Spells, nails and magic maids

Saudi newspaper article about “threats from some maids and servants and their satanic games of witchcraft and sorcery”

Away from our Hajj coverage, for which we are currently filming some feature reports to be released in the next week, I thought I would share something I came across in a leading English language Saudi daily The Saudi Gazette entitled ‘Magic Maids’.

This is how it opened:

“We must face up to the threats from some maids and servants and their satanic games of witchcraft and sorcery, their robbery, murder, entrapment of husbands, corruption of children and other countless stories of crime that have been highlighted by both experts and victims of these crimes.”

As I checked to see whether this was a The Onion-type satirical column I recalled the recent appeal by Amnesty International for Saudi King Abdullah to commute the death sentences of Lebanese national Ali Hussain Sibat and Sudanese national Abdul Hamid bin Hussain bin Moustafa al-Fakki.

The men were convicted to death for sorcery. And this wasn’t Saudi’s version of The Onion.

Part of the evidence used against Sibat, who was arrested in Saudi while on pilgrimage, were the predictions he made on a Lebanese TV programme.

It made me wonder how some of the political analysts and financial forecasters I’ve interviewed would fare if the same standards applied to them.

But given the title, The Saudi Gazette article was only interested in maids – and not any other alleged broomriding spell-casting deviants.

It spoke of foreign maids living in a “…strange world of spells and amulets.”

Rhetorically the writer asks: “Who does not know about Siti, the Indonesian maid who carried out more than 35 devilish acts?

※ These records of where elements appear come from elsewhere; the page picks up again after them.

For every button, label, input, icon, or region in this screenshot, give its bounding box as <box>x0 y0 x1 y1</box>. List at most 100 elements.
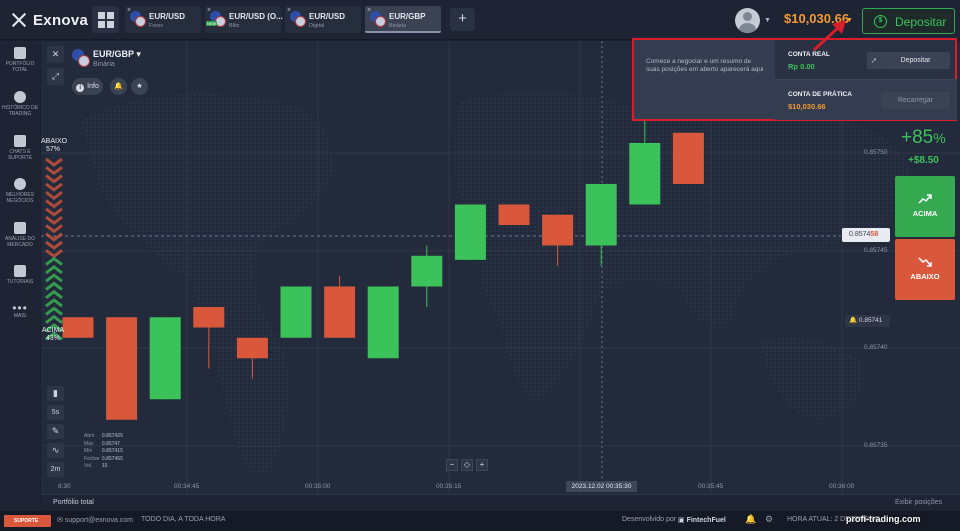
balance-dropdown-popup: Comece a negociar e um resumo de suas po… <box>632 38 957 121</box>
avatar[interactable] <box>735 8 760 33</box>
status-bar: SUPORTE ✉ support@exnova.com TODO DIA, A… <box>0 511 960 531</box>
candle-body <box>629 143 661 205</box>
favorite-star-button[interactable]: ★ <box>131 78 148 95</box>
support-hours: TODO DIA, A TODA HORA <box>141 516 226 523</box>
sentiment-down: ABAIXO 57% <box>41 138 68 153</box>
fintech-logo: ▣ FintechFuel <box>678 517 726 524</box>
developed-by: Desenvolvido por <box>622 516 677 523</box>
info-button[interactable]: i Info <box>72 78 103 95</box>
buy-up-button[interactable]: ACIMA <box>895 176 955 237</box>
clock-icon <box>14 91 26 103</box>
tab-name: EUR/USD <box>309 12 346 21</box>
notifications-icon[interactable]: 🔔 <box>745 514 756 525</box>
sell-down-button[interactable]: ABAIXO <box>895 239 955 300</box>
sentiment-chevron <box>45 232 63 242</box>
support-email[interactable]: ✉ support@exnova.com <box>57 516 133 524</box>
chart-type-icon[interactable]: ▮ <box>47 386 64 401</box>
sidebar-item-best-deals[interactable]: MELHORES NEGÓCIOS <box>0 178 40 204</box>
sentiment-up: ACIMA 43% <box>41 327 65 342</box>
candle-body <box>280 286 312 338</box>
sentiment-chevron <box>45 298 63 308</box>
account-balance: Rp 0.00 <box>788 62 815 71</box>
candle-body <box>367 286 399 359</box>
price-label: 0.85750 <box>864 149 888 156</box>
sidebar-item-market-analysis[interactable]: ANÁLISE DO MERCADO <box>0 222 40 248</box>
tab-sub: Digital <box>309 23 325 29</box>
support-button[interactable]: SUPORTE <box>4 515 51 527</box>
assets-grid-button[interactable] <box>92 6 119 33</box>
price-label: 0.85745 <box>864 247 888 254</box>
deposit-label: Depositar <box>895 15 947 29</box>
period-button[interactable]: 2m <box>47 462 64 477</box>
positions-summary: Comece a negociar e um resumo de suas po… <box>634 40 775 119</box>
arrow-annotation-icon <box>812 20 846 52</box>
sidebar-item-portfolio[interactable]: PORTFÓLIO TOTAL <box>0 47 40 73</box>
account-title: CONTA DE PRÁTICA <box>788 91 852 98</box>
practice-account-row[interactable]: CONTA DE PRÁTICA $10,030.66 Recarregar <box>775 80 957 120</box>
sidebar-item-more[interactable]: ••• MAIS <box>0 302 40 319</box>
current-price-tag: 0.857458 <box>842 228 890 242</box>
tab-eurgbp-binaria[interactable]: × EUR/GBP Binária <box>365 6 441 33</box>
asset-name[interactable]: EUR/GBP ▾ <box>93 49 141 60</box>
sentiment-chevron <box>45 182 63 192</box>
chart-toolbar-bottom: ▮ 5s ✎ ∿ 2m <box>47 386 65 482</box>
sentiment-chevron <box>45 249 63 259</box>
time-label: 00:34:45 <box>174 483 200 490</box>
zoom-reset-button[interactable]: ◇ <box>461 459 473 471</box>
real-account-row[interactable]: CONTA REAL Rp 0.00 ➚ Depositar <box>775 40 957 80</box>
sentiment-chevron <box>45 199 63 209</box>
close-icon[interactable]: ✕ <box>47 46 64 63</box>
briefcase-icon <box>14 47 26 59</box>
eur-gbp-flag-icon <box>72 49 90 67</box>
deposit-button[interactable]: $ Depositar <box>862 8 955 34</box>
time-label: 00:35:45 <box>698 483 724 490</box>
ohlc-readout: Abrir 0.857425 Máx 0.85747 Mín 0.857415 Fec… <box>84 433 123 469</box>
trophy-icon <box>14 178 26 190</box>
chevron-down-icon[interactable]: ▼ <box>764 17 771 24</box>
sentiment-chevron <box>45 207 63 217</box>
eur-usd-flag-icon <box>290 11 306 27</box>
reload-button[interactable]: Recarregar <box>881 92 950 109</box>
info-icon: i <box>76 84 85 92</box>
sidebar-item-tutorials[interactable]: TUTORIAIS <box>0 265 40 285</box>
candle-body <box>542 214 574 246</box>
dollar-icon: $ <box>874 15 887 28</box>
show-positions-link[interactable]: Exibir posições <box>895 499 942 506</box>
sentiment-chevron <box>45 314 63 324</box>
tab-sub: Forex <box>149 23 164 29</box>
candle-body <box>585 184 617 246</box>
alert-bell-button[interactable]: 🔔 <box>110 78 127 95</box>
add-tab-button[interactable]: + <box>450 8 475 31</box>
transfer-arrow-icon[interactable]: ➚ <box>867 52 881 69</box>
indicator-icon[interactable]: ∿ <box>47 443 64 458</box>
time-label: 00:36:00 <box>829 483 855 490</box>
tab-eurusd-blitz[interactable]: × NEW EUR/USD (O... Blitz <box>205 6 283 33</box>
candle-body <box>498 204 530 225</box>
payout-amount: +$8.50 <box>908 155 939 166</box>
sidebar-item-label: MAIS <box>13 313 27 319</box>
sidebar-item-label: TUTORIAIS <box>6 279 34 285</box>
positions-message: Comece a negociar e um resumo de suas po… <box>646 58 764 73</box>
sentiment-chevron <box>45 256 63 266</box>
zoom-in-button[interactable]: + <box>476 459 488 471</box>
zoom-out-button[interactable]: − <box>446 459 458 471</box>
tab-eurusd-digital[interactable]: × EUR/USD Digital <box>285 6 361 33</box>
portfolio-bar[interactable]: Portfólio total Exibir posições <box>41 494 960 511</box>
expand-icon[interactable]: ⤢ <box>47 68 64 85</box>
sidebar-item-label: HISTÓRICO DE TRADING <box>1 105 39 117</box>
sidebar-item-history[interactable]: HISTÓRICO DE TRADING <box>0 91 40 117</box>
account-balance: $10,030.66 <box>788 102 826 111</box>
tab-eurusd-forex[interactable]: × EUR/USD Forex <box>125 6 201 33</box>
trend-up-icon <box>918 194 932 204</box>
sentiment-chevron <box>45 174 63 184</box>
gear-icon[interactable]: ⚙ <box>765 514 773 525</box>
sidebar-item-chats[interactable]: CHATS E SUPORTE <box>0 135 40 161</box>
real-deposit-button[interactable]: Depositar <box>881 52 950 69</box>
price-label: 0.85735 <box>864 442 888 449</box>
time-label: 00:35:00 <box>305 483 331 490</box>
price-alert-tag[interactable]: 🔔 0.85741 <box>845 315 890 327</box>
timeframe-button[interactable]: 5s <box>47 405 64 420</box>
sentiment-chevron <box>45 215 63 225</box>
draw-icon[interactable]: ✎ <box>47 424 64 439</box>
exnova-logo[interactable]: Exnova <box>10 11 88 29</box>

Siti was arrested and convicted and the services of a scholar specializing in Al-Ruqa’a Al-Shariya (treatment through recitation of verses from the Holy Quran) were requested. The scholar said the eldest son was suffering from a powerful magic spell affecting him from inside his body.”

LP Ariyawathie, a 49-year-old Sri Lankan maid  didn’t have spells, but nails inside her body. Sri Lankan doctors confirmed 24 nails were driven into her flesh.

She claims this was done by her Saudi employers as punishment. Attitudes to foreign maids as evidenced in The Saudi Gazette may help provide an indication as to why the Saudi government “questioned her account”.

In October, Sri Lankan President Mahinda Rajapaksa made an appeal to King Abdullah to spare the life of a housemaid convicted of killing an infant.

Rizana Nafeek, who was 17 at the time, was convicted of killing a four-month-old child. 

She originally confessed to killing the baby, but later retracted her statement saying it had been given under duress – and insisted the child’s death was an accident.

There are also unconfirmed reports that Saudi Arabia may soon impose a ban on Sri Lankan workers looking to find jobs there.

Over half a million Sri Lankans live and work in Saudi Arabia, many in low-income jobs as maids.

But back to The Saudi Gazette article: “Studies show that 60 per cent of these crimes relate to witchcraft and sorcery.”  No further details of, or reference to, the studies were provided.

It proceeded to include testimony of a maid who confessed to being a sorceress, who only undid a spell she had cast on her employer at the behest of his crying mother.

Anti-witchcraft activist Fatima Al-Hasan advises fellow Saudis to search maids “for amulets, talismans or similar items” in the article.

Social science scholar Dr Abla Hasnain called for media to “raise awareness about this menace”.

Naif Abdulaziz Al-Saeed, interpreter of dreams, cautioned against “giving used clothing or food, particularly dates or meat, to maids or their companions such as drivers, who may have links to witchcraft and sorcery”.

I just couldn’t help but wonder why these maids didn’t have any spells up their sleeves back in their home countries?

It would save themselves the hassle of traveling to Saudi Arabia, performing heavy household work, receiving non-lucrative pay and facing authorities who seem quite well-prepared to prosecute them for their “satanic games of witchcraft and sorcery, their robbery, murder, entrapment of husbands, corruption of children and other countless stories of crime”.